Potentially that's true: it does not paint a very good picture of The Social Network's ability to target ads.
More likely, Facebook have no real content for me because noone in my list of contacts posts on Facebook anymore and Facebook push this shitty content so thier pages are not bare. Perhaps one in ten is a real ad. It's still 100% low grade ads, just 90% is Facebook trying, and failing, to drive traffic for itself.
I imagine they logged me looking at the titles long enough to write them down as active user engagement.
The first "suggested for you" piece is this link[1], about the Australian cycling team's bronze medal in the team pursuit. I'm a cyclist and Australian, and can confirm this link is interesting to me. It's from SBS, which is one of Australia's publicly funded broadcasters.
It's not a paid ad.
> More likely, Facebook have no real content for me because noone in my list of contacts posts on Facebook anymore and Facebook push this shitty content so thier pages are not bare.
Exactly.

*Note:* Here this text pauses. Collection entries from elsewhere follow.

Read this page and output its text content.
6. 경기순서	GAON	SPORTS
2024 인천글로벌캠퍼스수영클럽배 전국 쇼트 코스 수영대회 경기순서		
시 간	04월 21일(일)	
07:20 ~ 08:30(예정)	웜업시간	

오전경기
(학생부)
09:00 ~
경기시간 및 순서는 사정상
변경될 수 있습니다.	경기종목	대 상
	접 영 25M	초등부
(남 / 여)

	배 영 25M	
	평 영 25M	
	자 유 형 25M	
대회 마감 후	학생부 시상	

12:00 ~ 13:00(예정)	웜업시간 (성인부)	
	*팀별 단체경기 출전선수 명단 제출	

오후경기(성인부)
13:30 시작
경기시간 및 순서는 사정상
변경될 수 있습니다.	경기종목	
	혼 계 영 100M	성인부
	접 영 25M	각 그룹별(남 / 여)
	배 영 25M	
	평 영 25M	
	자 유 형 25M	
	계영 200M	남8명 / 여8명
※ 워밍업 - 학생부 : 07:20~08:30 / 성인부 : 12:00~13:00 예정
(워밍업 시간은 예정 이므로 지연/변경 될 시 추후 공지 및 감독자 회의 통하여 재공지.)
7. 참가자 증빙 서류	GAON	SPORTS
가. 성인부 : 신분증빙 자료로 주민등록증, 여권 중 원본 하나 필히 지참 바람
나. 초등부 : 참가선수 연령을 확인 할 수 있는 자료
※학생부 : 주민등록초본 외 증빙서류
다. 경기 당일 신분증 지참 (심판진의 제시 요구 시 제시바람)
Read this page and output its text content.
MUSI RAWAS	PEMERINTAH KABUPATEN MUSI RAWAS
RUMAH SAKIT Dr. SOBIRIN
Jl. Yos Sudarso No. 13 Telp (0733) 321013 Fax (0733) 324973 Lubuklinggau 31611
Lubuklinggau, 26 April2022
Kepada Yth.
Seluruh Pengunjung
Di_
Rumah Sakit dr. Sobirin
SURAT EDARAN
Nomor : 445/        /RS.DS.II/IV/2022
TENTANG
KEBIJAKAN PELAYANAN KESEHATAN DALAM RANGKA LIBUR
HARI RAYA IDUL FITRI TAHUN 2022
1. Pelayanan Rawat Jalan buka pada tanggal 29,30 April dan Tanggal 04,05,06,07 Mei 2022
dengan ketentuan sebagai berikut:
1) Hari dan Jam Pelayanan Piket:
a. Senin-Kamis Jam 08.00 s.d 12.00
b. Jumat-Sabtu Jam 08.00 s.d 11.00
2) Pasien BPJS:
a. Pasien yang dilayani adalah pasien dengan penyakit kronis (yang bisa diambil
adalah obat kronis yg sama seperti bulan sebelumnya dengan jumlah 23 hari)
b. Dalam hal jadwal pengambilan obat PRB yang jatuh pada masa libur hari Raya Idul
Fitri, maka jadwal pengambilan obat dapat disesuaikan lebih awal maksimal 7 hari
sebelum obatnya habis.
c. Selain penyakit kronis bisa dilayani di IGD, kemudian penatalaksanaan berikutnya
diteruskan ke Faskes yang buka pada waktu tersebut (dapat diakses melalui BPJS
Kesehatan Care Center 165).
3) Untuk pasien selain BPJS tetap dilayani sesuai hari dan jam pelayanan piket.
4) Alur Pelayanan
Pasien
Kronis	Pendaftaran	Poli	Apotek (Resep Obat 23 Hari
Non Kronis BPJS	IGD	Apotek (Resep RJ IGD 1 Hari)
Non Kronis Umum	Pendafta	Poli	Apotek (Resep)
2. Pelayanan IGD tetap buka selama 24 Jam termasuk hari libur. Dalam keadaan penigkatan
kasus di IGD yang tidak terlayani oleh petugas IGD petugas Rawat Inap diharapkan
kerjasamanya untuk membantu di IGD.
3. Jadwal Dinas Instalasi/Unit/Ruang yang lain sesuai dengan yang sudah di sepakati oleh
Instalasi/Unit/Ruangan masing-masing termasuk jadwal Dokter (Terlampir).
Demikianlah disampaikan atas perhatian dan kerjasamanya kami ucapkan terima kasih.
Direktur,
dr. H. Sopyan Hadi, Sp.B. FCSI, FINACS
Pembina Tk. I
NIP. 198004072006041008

If you are only seeing junk content from your friends, then the suggested content is likely to be junk stuff that is globally popular too. That doesn't somehow make it some secret paid ad, it's just junk. Same way the old Buzzfeed listicles were junk, but popular.
> If you are so sure it's _not_ commercial content you have lost the ability to distinguish real content from adverts. That's a skill 7 years olds need to develop.
You say you and your friends don't use FB much. Whereas I do, and have spend 5 or so years going very deep on their advertising work.
Perhaps I do actually know what I'm talking about here?
There is literally no way to pay for "suggested content".
The "suggested for you" content is typically Facebook trying to cross-sell you to other parts of the app. It's not an actual ad, but it's not entirely organic content either.
One of the product teams at Facebook mistakenly believes you'd be interested in using marketplace or whatever and has enough clout internally to get their stuff added to your feed.
> I've never once seen a Suggested link that wasn't to some kind of obvious click farm. Never once.
Great. I have had nothing but the opposite experience. What now? If I can deconstruct your argument that easily, it must not be a very strong argument to start with.
> I’m Danish and our laws regarding advertising may seem a little totalitarian to Americans
Apparently not just Americans... There are around 10k Americans living in Denmark [1], and around 1.3M Danes living in the US [2]. While I am sure that everyone you talk to in Denmark will tell you they love it there, that's due to the survival bias. The immigration streams tell the true story, which is that the Danes are voting with their feet and overcoming incredible financial and cultural challenges to move their families to the US.
With that in mind, no, I am not really keen on learning about all the wonderful hurdles your government has come up with to destroy every last bit of a chance that an entrepreneur has to advertise their business. Surely, the intentions were all good, but you know what they say about the path to hell...
> Danish Americans (Danish: Dansk-amerikanere) are Americans who have ancestral roots originated fully or partially from Denmark. There are approximately 1,300,000 Americans of Danish origin or descent.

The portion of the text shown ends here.